When we pull up, the scene is exactly what I pictured—only better.
The maple’s branches cut wide across the yard behind Norah’s flower shop, leaves whispering in the wind.
Pancake’s crate sits abandoned on the grass, and halfway up the tree, clutching a branch with white knuckles, is Wren.
Her sundress has hitched high on her thighs, sandals dangling from her toes, hair loose around her shoulders like a halo.
“Don’t you dare laugh,” she calls down the second she spots me.
I grin anyway. Can’t help it. “Wouldn’t dream of it.”
Jamila mutters, “Oh, this is priceless,” under her breath, but I ignore her, grabbing the ladder and setting it against the trunk.
“Stay put,” I call up. “I’m coming to you.”
Norah looks relieved, arms crossed tight, while Pancake meows pitifully from just above Wren’s perch.
I climb steadily, the rungs creaking under my boots, until I reach her branch. She’s hugging it like her life depends on it, knuckles scraped raw.
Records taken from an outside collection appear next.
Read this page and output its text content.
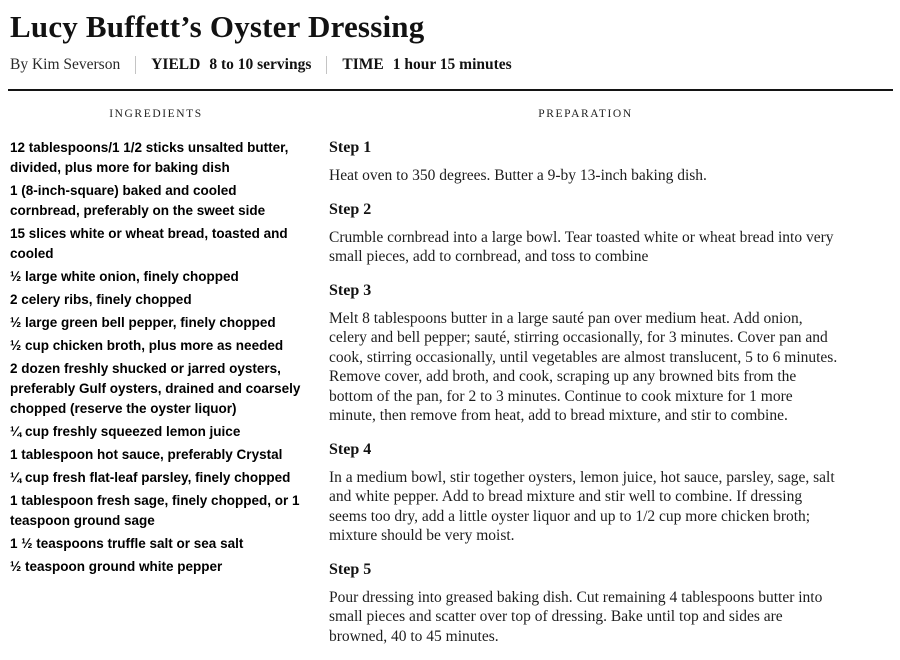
Lucy Buffett’s Oyster Dressing
By Kim Severson YIELD 8 to 10 servings TIME 1 hour 15 minutes
INGREDIENTS

12 tablespoons/1 1/2 sticks unsalted butter, divided, plus more for baking dish

1 (8-inch-square) baked and cooled cornbread, preferably on the sweet side

15 slices white or wheat bread, toasted and cooled

½ large white onion, finely chopped

2 celery ribs, finely chopped

½ large green bell pepper, finely chopped

½ cup chicken broth, plus more as needed

2 dozen freshly shucked or jarred oysters, preferably Gulf oysters, drained and coarsely chopped (reserve the oyster liquor)

¼ cup freshly squeezed lemon juice

1 tablespoon hot sauce, preferably Crystal

¼ cup fresh flat-leaf parsley, finely chopped

1 tablespoon fresh sage, finely chopped, or 1 teaspoon ground sage

1 ½ teaspoons truffle salt or sea salt

½ teaspoon ground white pepper

PREPARATION
Step 1

Heat oven to 350 degrees. Butter a 9-by 13-inch baking dish.

Step 2

Crumble cornbread into a large bowl. Tear toasted white or wheat bread into very small pieces, add to cornbread, and toss to combine

Step 3

Melt 8 tablespoons butter in a large sauté pan over medium heat. Add onion, celery and bell pepper; sauté, stirring occasionally, for 3 minutes. Cover pan and cook, stirring occasionally, until vegetables are almost translucent, 5 to 6 minutes. Remove cover, add broth, and cook, scraping up any browned bits from the bottom of the pan, for 2 to 3 minutes. Continue to cook mixture for 1 more minute, then remove from heat, add to bread mixture, and stir to combine.

Step 4

In a medium bowl, stir together oysters, lemon juice, hot sauce, parsley, sage, salt and white pepper. Add to bread mixture and stir well to combine. If dressing seems too dry, add a little oyster liquor and up to 1/2 cup more chicken broth; mixture should be very moist.

Step 5

Pour dressing into greased baking dish. Cut remaining 4 tablespoons butter into small pieces and scatter over top of dressing. Bake until top and sides are browned, 40 to 45 minutes.
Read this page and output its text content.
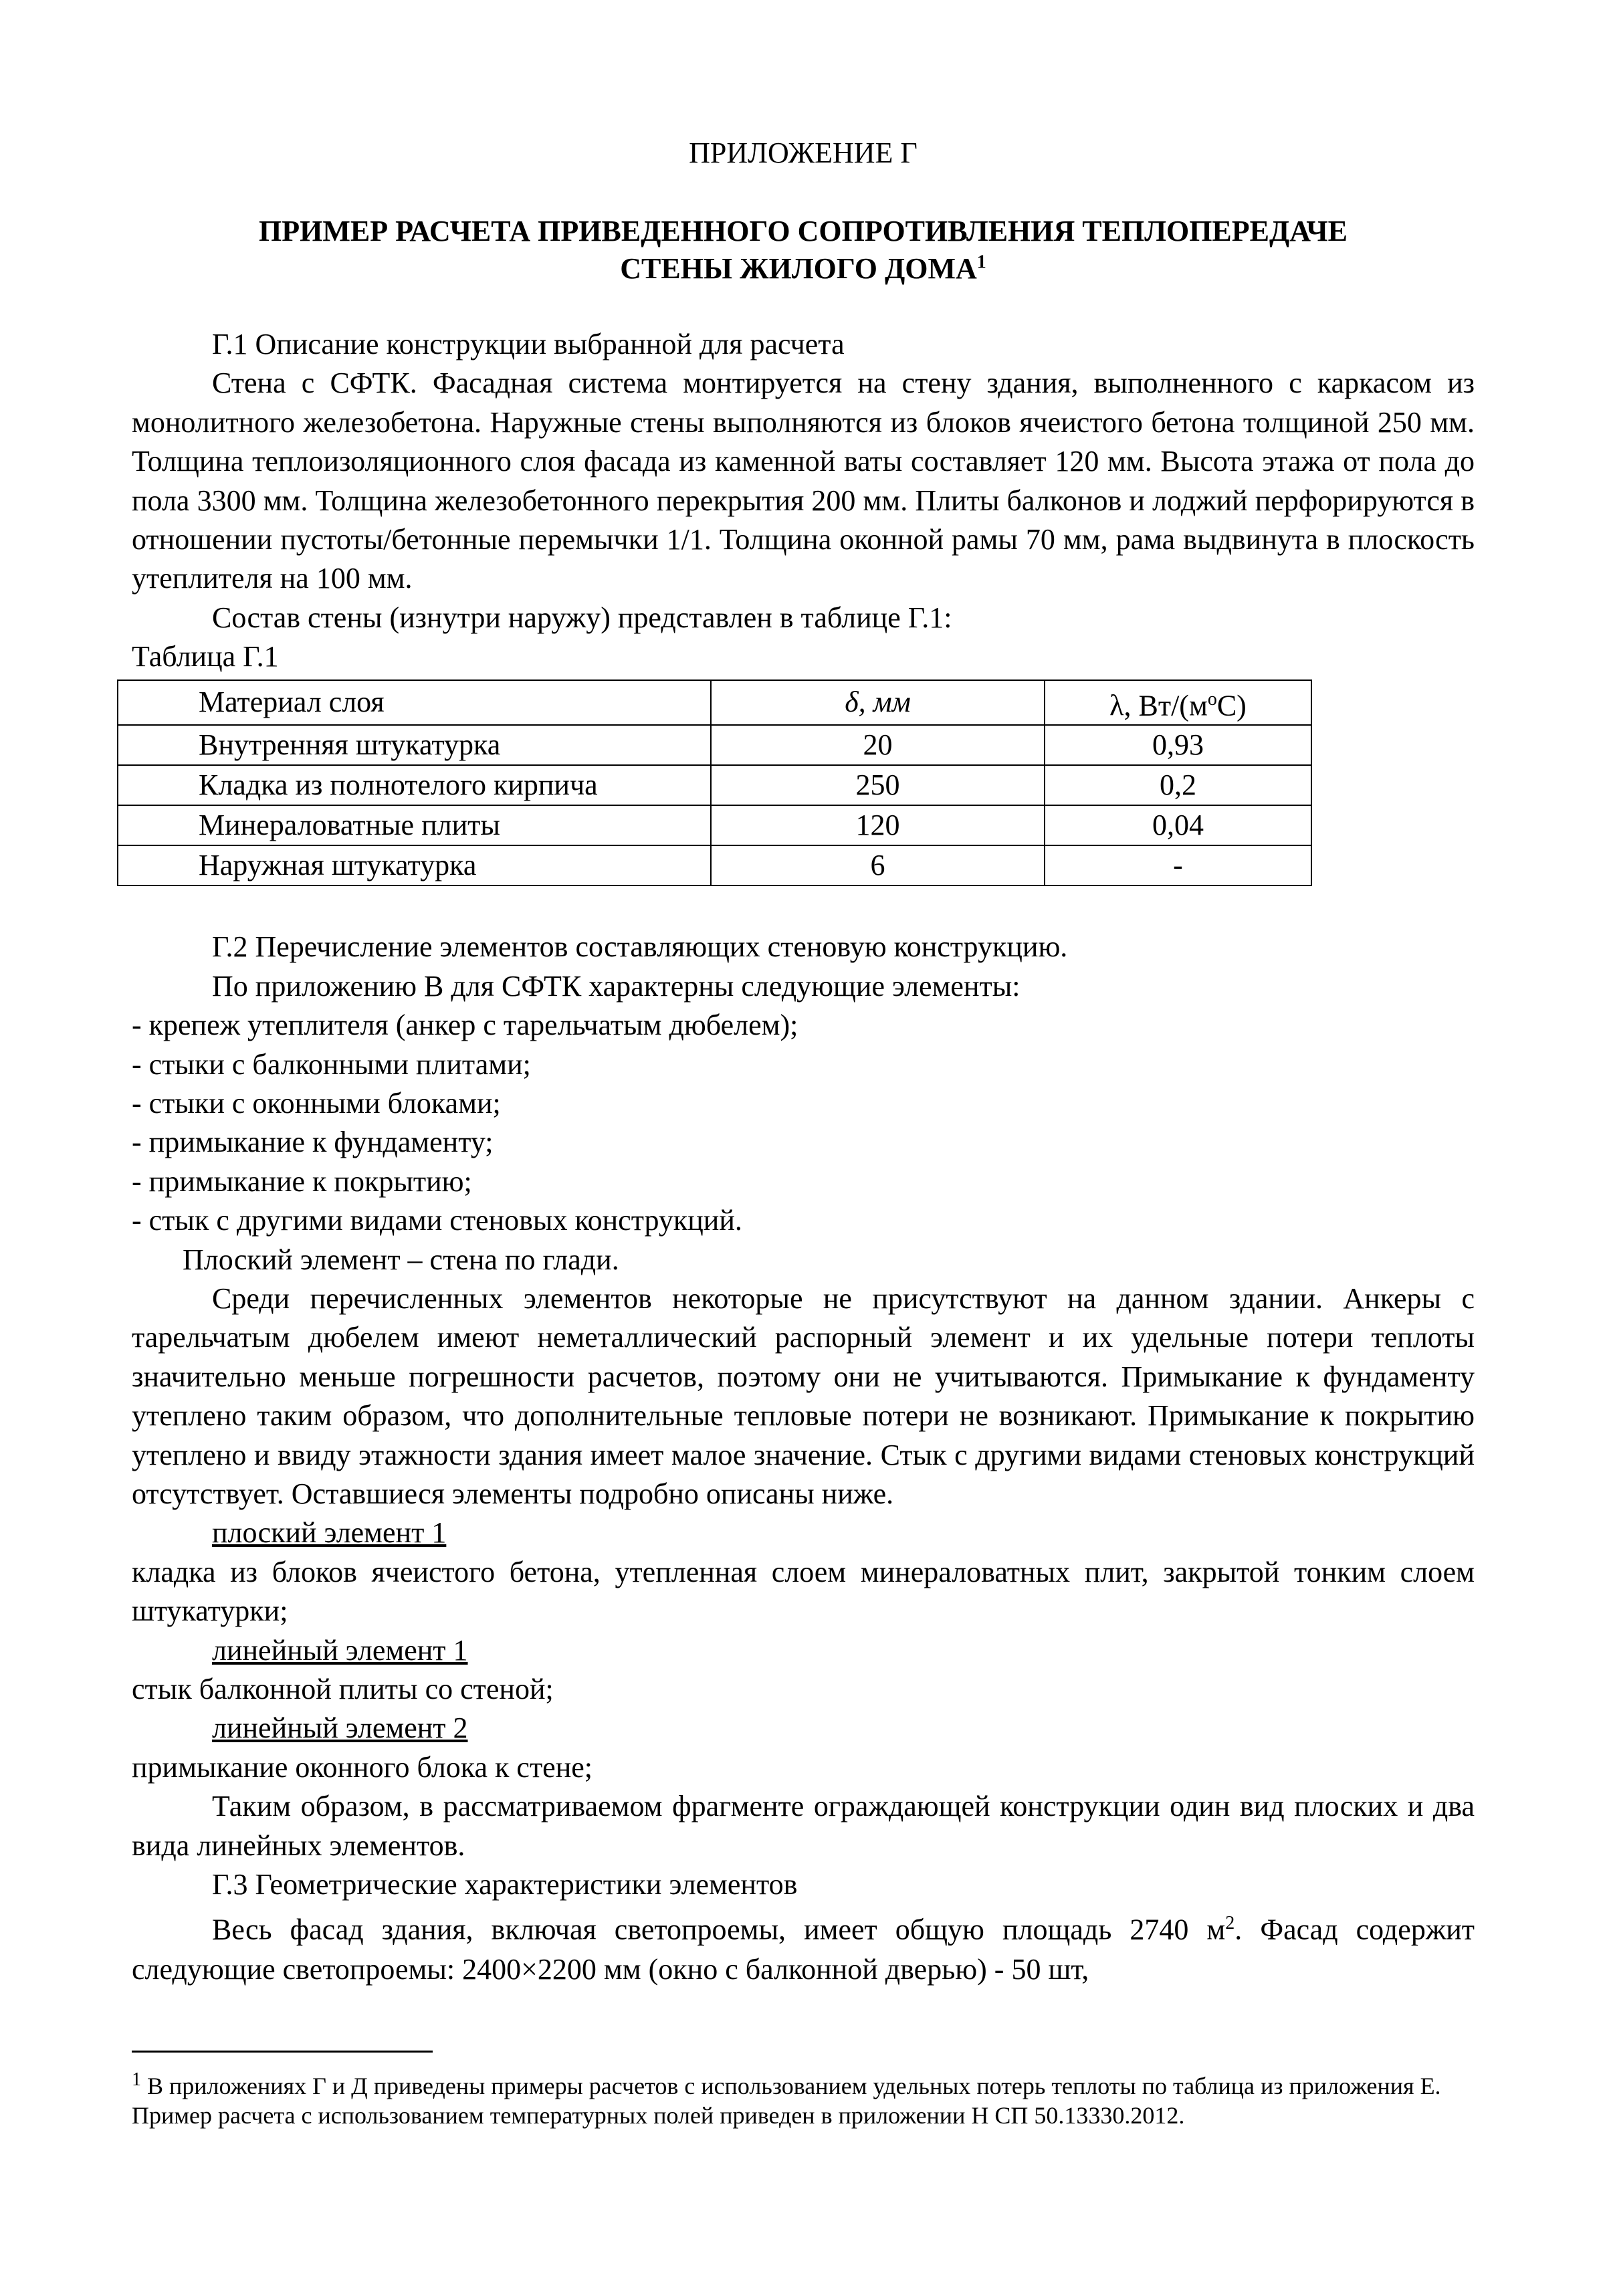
ПРИЛОЖЕНИЕ Г
ПРИМЕР РАСЧЕТА ПРИВЕДЕННОГО СОПРОТИВЛЕНИЯ ТЕПЛОПЕРЕДАЧЕ
СТЕНЫ ЖИЛОГО ДОМА$^1$

Г.1 Описание конструкции выбранной для расчета

Стена с СФТК. Фасадная система монтируется на стену здания, выполненного с каркасом из монолитного железобетона. Наружные стены выполняются из блоков ячеистого бетона толщиной 250 мм. Толщина теплоизоляционного слоя фасада из каменной ваты составляет 120 мм. Высота этажа от пола до пола 3300 мм. Толщина железобетонного перекрытия 200 мм. Плиты балконов и лоджий перфорируются в отношении пустоты/бетонные перемычки 1/1. Толщина оконной рамы 70 мм, рама выдвинута в плоскость утеплителя на 100 мм.

Состав стены (изнутри наружу) представлен в таблице Г.1:

Таблица Г.1

Материал слоя	δ, мм	λ, $Вт/(м^oС)$
Внутренняя штукатурка	20	0,93
Кладка из полнотелого кирпича	250	0,2
Минераловатные плиты	120	0,04
Наружная штукатурка	6	-

Г.2 Перечисление элементов составляющих стеновую конструкцию.

По приложению В для СФТК характерны следующие элементы:

- крепеж утеплителя (анкер с тарельчатым дюбелем);

- стыки с балконными плитами;

- стыки с оконными блоками;

- примыкание к фундаменту;

- примыкание к покрытию;

- стык с другими видами стеновых конструкций.

Плоский элемент – стена по глади.

Среди перечисленных элементов некоторые не присутствуют на данном здании. Анкеры с тарельчатым дюбелем имеют неметаллический распорный элемент и их удельные потери теплоты значительно меньше погрешности расчетов, поэтому они не учитываются. Примыкание к фундаменту утеплено таким образом, что дополнительные тепловые потери не возникают. Примыкание к покрытию утеплено и ввиду этажности здания имеет малое значение. Стык с другими видами стеновых конструкций отсутствует. Оставшиеся элементы подробно описаны ниже.

плоский элемент 1

кладка из блоков ячеистого бетона, утепленная слоем минераловатных плит, закрытой тонким слоем штукатурки;

линейный элемент 1

стык балконной плиты со стеной;

линейный элемент 2

примыкание оконного блока к стене;

Таким образом, в рассматриваемом фрагменте ограждающей конструкции один вид плоских и два вида линейных элементов.

Г.3 Геометрические характеристики элементов

Весь фасад здания, включая светопроемы, имеет общую площадь 2740 $м^2$. Фасад содержит следующие светопроемы: 2400×2200 мм (окно с балконной дверью) - 50 шт,

$^1$ В приложениях Г и Д приведены примеры расчетов с использованием удельных потерь теплоты по таблица из приложения Е. Пример расчета с использованием температурных полей приведен в приложении Н СП 50.13330.2012.
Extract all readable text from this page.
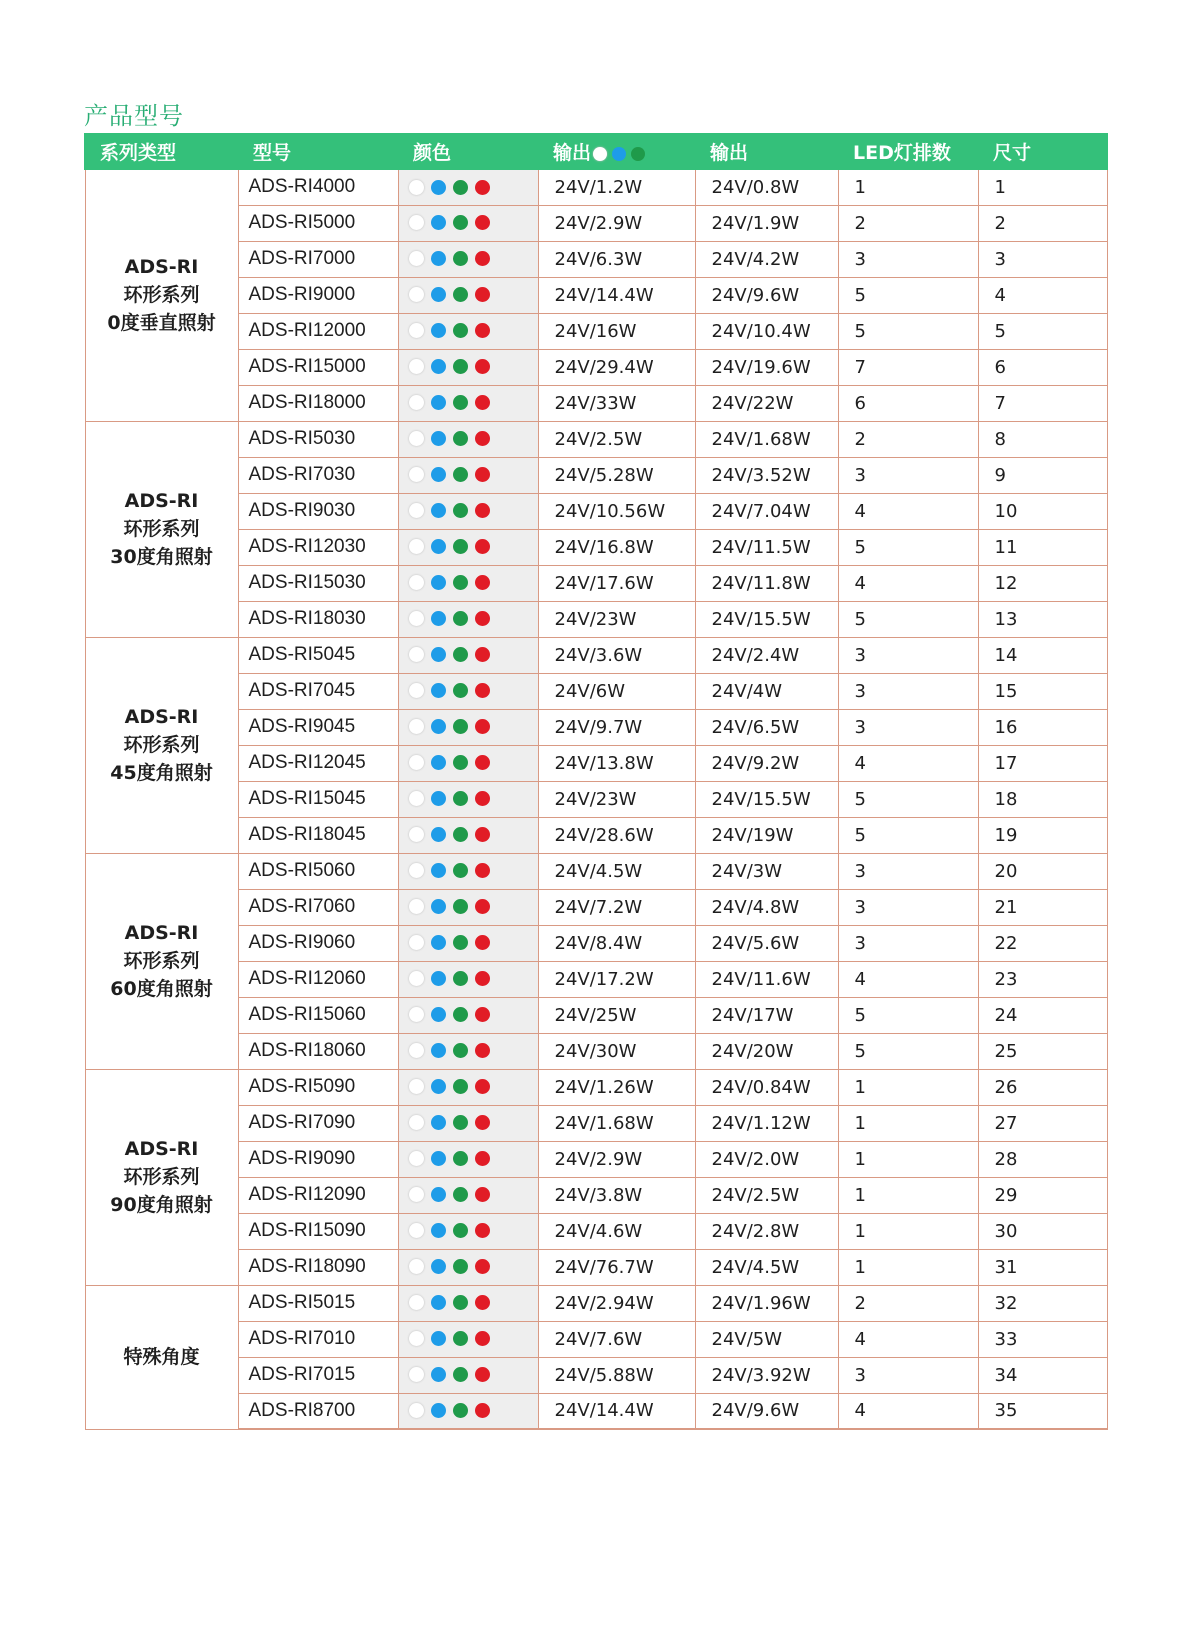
产品型号
系列类型	型号	颜色	输出	输出	LED灯排数	尺寸

ADS-RI
环形系列
0度垂直照射	ADS-RI4000		24V/1.2W	24V/0.8W	1	1
	ADS-RI5000		24V/2.9W	24V/1.9W	2	2
	ADS-RI7000		24V/6.3W	24V/4.2W	3	3
	ADS-RI9000		24V/14.4W	24V/9.6W	5	4
	ADS-RI12000		24V/16W	24V/10.4W	5	5
	ADS-RI15000		24V/29.4W	24V/19.6W	7	6
	ADS-RI18000		24V/33W	24V/22W	6	7

ADS-RI
环形系列
30度角照射	ADS-RI5030		24V/2.5W	24V/1.68W	2	8
	ADS-RI7030		24V/5.28W	24V/3.52W	3	9
	ADS-RI9030		24V/10.56W	24V/7.04W	4	10
	ADS-RI12030		24V/16.8W	24V/11.5W	5	11
	ADS-RI15030		24V/17.6W	24V/11.8W	4	12
	ADS-RI18030		24V/23W	24V/15.5W	5	13

ADS-RI
环形系列
45度角照射	ADS-RI5045		24V/3.6W	24V/2.4W	3	14
	ADS-RI7045		24V/6W	24V/4W	3	15
	ADS-RI9045		24V/9.7W	24V/6.5W	3	16
	ADS-RI12045		24V/13.8W	24V/9.2W	4	17
	ADS-RI15045		24V/23W	24V/15.5W	5	18
	ADS-RI18045		24V/28.6W	24V/19W	5	19

ADS-RI
环形系列
60度角照射	ADS-RI5060		24V/4.5W	24V/3W	3	20
	ADS-RI7060		24V/7.2W	24V/4.8W	3	21
	ADS-RI9060		24V/8.4W	24V/5.6W	3	22
	ADS-RI12060		24V/17.2W	24V/11.6W	4	23
	ADS-RI15060		24V/25W	24V/17W	5	24
	ADS-RI18060		24V/30W	24V/20W	5	25

ADS-RI
环形系列
90度角照射	ADS-RI5090		24V/1.26W	24V/0.84W	1	26
	ADS-RI7090		24V/1.68W	24V/1.12W	1	27
	ADS-RI9090		24V/2.9W	24V/2.0W	1	28
	ADS-RI12090		24V/3.8W	24V/2.5W	1	29
	ADS-RI15090		24V/4.6W	24V/2.8W	1	30
	ADS-RI18090		24V/76.7W	24V/4.5W	1	31

特殊角度	ADS-RI5015		24V/2.94W	24V/1.96W	2	32
	ADS-RI7010		24V/7.6W	24V/5W	4	33
	ADS-RI7015		24V/5.88W	24V/3.92W	3	34
	ADS-RI8700		24V/14.4W	24V/9.6W	4	35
“Hey,” I murmur, bracing one hand near her shoulder.
“Hey,” she says back, voice thin, cheeks pink.
“You good?”
Her eyes flash. “Do I look good?”
I bite back a laugh. “You look better than most people stuck in a tree.”
That earns me a glare, but it’s soft at the edges. Carefully, I shift, coaxing her hands free one at a time, guiding her down rung by rung until her sandals hit the ground.
Pancake leaps down after, trotting straight for Norah, who scoops him up with a relieved sigh. I turn back to Wren.
She’s flushed, scraped along her calves and forearms, but otherwise fine.
“We should call the paramedics so they can have a look at you,” I tell her, brushing dirt from her arm.
“I’m okay,” she’s quick to stop me. “Just a few scratches.”
“Wren?”
“Beau!” She rolls her eyes before offering me a soft smile. “I’m okay, I promise. Additionally, you’re aware of how many people are already aware of this. There is no way I’m adding more gossip to the rotation. You have Band-Aids, right? I can clean the scrapes, and then I’ll be good as new.”
“You’re stubborn.” I smirk. “She’s stubborn,” I tell Jamila.
“She does have a point. We can clean her up. The scratches look superficial,” Jamila contributes.
“I still want her looked at,” I tell Jamila, giving her a look that I hope she interprets as displeasure. Then I turn to my stubborn girl. “How about this, Wren? How about we drop you off on our way back to the station?”
Wren thinks about it for a couple of seconds and then nods, too out of breath to argue.
Jamila swings the truck door open. “I’ll drive. You sit with the patient.”
Norah steps forward, hesitant. “I’ll stay behind, wait for her to come home. Make sure the shop’s okay.”
“Good idea,” I say, though I catch the way Norah studies me like she’s evaluating whether to trust me.
In the back of the rig, Wren sits on the bench while I dig through the first-aid kit. Her sundress is rumpled, patterned with little flowers, the neckline low enough that I have to focus hard on the antiseptic wipes in my hand instead of what’s beneath them.